If you're looking for a cloud-based solution that offers real-time logging and monitoring for machine learning models, Cerebrium is a good option. It provides a serverless GPU infrastructure that can handle large volumes of requests, along with features like real-time logs, performance profiling and customizable status codes. It also supports infrastructure as code, hot reload and streaming endpoints, so it should be easy to fit into your existing workflow.
Another good option is Modelbit, an ML engineering platform that includes built-in MLOps tools for model serving. It lets you deploy custom and open-source models quickly to autoscaling infrastructure, and offers real-time logging and monitoring. With features like Git integration, model registry and industry-standard security, Modelbit supports a broad range of ML models and offers flexible pricing tiers.

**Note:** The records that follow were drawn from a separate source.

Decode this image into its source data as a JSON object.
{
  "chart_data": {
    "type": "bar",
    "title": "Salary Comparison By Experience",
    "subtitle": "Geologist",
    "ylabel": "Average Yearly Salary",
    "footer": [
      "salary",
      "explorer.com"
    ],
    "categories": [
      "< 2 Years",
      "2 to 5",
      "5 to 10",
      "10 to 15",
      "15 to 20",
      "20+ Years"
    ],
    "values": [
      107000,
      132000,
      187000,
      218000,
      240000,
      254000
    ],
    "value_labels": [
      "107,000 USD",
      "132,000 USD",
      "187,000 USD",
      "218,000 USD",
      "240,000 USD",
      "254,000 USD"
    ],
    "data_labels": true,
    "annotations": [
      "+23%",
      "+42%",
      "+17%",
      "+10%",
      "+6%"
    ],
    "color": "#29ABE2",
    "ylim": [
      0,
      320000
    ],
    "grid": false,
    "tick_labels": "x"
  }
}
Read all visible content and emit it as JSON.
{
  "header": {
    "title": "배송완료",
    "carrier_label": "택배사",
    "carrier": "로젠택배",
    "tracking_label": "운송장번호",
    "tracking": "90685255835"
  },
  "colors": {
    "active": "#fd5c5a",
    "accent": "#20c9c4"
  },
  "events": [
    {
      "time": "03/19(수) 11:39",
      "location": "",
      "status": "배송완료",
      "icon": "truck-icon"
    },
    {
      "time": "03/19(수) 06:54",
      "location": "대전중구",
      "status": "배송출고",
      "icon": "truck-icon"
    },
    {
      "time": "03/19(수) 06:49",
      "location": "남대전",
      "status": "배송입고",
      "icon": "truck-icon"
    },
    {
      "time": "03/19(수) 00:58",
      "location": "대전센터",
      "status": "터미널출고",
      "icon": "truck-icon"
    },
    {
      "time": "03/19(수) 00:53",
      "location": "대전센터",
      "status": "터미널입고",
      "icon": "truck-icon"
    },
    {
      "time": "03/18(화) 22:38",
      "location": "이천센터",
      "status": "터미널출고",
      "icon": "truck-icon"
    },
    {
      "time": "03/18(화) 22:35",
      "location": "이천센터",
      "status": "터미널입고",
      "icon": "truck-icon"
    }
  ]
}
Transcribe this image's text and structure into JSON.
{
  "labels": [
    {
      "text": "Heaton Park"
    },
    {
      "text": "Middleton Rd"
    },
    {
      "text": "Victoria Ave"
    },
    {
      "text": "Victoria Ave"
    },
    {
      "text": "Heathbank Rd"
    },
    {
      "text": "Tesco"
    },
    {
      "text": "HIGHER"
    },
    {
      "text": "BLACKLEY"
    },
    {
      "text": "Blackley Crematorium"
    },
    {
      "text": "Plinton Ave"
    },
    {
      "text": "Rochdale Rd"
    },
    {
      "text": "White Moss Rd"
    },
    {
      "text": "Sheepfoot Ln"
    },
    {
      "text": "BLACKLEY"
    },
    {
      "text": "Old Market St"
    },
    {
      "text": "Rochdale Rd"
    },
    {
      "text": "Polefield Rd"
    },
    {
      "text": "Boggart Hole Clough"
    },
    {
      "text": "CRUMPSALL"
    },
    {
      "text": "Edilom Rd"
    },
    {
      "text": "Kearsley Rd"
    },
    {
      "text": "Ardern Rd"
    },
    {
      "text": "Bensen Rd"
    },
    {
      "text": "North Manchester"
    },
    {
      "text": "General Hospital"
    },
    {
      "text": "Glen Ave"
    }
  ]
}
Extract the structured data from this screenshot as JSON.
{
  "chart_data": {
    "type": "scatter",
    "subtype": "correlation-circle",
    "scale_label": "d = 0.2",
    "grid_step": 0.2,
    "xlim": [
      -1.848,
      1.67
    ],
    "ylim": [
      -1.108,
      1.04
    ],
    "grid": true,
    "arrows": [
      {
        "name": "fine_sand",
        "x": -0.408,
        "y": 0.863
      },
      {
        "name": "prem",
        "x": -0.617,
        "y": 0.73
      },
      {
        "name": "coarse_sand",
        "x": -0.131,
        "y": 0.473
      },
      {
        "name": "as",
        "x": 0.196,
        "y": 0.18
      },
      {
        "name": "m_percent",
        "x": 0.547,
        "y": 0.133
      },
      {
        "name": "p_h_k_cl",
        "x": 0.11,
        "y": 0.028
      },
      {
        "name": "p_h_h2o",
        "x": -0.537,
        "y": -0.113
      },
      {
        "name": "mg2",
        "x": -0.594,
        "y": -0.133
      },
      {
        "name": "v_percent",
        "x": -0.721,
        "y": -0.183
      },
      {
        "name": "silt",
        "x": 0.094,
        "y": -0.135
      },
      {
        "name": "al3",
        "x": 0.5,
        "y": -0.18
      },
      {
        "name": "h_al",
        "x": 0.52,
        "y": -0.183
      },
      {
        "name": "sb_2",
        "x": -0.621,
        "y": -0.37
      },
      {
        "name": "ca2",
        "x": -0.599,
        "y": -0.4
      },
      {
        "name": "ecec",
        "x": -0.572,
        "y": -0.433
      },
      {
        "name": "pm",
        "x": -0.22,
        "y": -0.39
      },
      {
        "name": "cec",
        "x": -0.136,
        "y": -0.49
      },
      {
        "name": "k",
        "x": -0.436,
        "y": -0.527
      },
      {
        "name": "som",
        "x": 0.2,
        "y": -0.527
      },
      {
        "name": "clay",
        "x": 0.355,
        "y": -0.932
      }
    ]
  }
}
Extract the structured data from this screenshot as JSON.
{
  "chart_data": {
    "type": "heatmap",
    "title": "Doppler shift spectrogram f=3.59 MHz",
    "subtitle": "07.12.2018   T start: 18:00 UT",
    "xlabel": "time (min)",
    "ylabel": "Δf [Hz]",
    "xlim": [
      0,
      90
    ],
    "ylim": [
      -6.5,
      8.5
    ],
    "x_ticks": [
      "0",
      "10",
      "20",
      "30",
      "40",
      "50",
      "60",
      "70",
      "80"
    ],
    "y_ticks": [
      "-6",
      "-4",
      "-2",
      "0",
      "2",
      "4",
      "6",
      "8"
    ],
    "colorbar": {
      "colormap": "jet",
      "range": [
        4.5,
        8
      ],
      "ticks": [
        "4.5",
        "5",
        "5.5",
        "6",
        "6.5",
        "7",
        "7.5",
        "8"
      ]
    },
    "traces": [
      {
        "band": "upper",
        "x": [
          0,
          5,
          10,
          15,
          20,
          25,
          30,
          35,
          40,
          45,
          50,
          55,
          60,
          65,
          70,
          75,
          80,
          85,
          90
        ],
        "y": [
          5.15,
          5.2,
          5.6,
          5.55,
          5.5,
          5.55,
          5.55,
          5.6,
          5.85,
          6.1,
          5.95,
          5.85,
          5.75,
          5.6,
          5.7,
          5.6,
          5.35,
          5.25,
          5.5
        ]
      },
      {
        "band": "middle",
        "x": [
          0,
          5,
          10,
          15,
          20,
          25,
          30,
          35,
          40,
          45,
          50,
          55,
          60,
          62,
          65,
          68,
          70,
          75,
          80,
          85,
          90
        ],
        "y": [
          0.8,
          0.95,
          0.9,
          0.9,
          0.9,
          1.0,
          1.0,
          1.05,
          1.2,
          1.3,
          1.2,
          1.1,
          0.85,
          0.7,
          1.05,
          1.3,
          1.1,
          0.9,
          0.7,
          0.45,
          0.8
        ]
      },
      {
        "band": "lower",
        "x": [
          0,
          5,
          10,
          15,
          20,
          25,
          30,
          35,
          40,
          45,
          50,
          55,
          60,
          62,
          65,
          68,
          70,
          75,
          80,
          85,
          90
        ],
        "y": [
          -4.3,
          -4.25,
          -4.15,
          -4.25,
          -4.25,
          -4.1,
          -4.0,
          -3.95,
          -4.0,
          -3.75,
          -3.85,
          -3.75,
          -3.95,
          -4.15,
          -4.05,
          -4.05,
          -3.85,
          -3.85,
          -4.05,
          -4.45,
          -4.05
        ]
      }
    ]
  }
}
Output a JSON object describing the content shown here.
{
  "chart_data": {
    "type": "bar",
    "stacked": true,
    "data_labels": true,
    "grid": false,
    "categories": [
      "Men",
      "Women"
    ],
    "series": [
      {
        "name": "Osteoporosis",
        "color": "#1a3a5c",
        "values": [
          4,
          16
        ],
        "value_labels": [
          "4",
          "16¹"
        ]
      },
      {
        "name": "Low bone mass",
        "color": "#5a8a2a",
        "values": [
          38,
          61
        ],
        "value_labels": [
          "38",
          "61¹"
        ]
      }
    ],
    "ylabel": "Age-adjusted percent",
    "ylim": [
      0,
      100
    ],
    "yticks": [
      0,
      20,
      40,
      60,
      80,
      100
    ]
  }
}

RunPod is another option worth considering, especially if you need a globally distributed GPU cloud for developing, training and running AI models. It offers real-time logs and analytics, serverless ML inference and the ability to spin up GPU pods immediately. With a variety of GPU options and pay-as-you-go pricing, RunPod offers a scalable and economical foundation for your ML workloads.
If you're looking for an open-source and free MLOps platform, MLflow is a good option. It covers the full range of ML projects with features like experiment tracking, model management and generative AI integration. MLflow supports popular deep learning and traditional ML libraries and can run on a variety of platforms, giving you a broad span of control over ML workflows.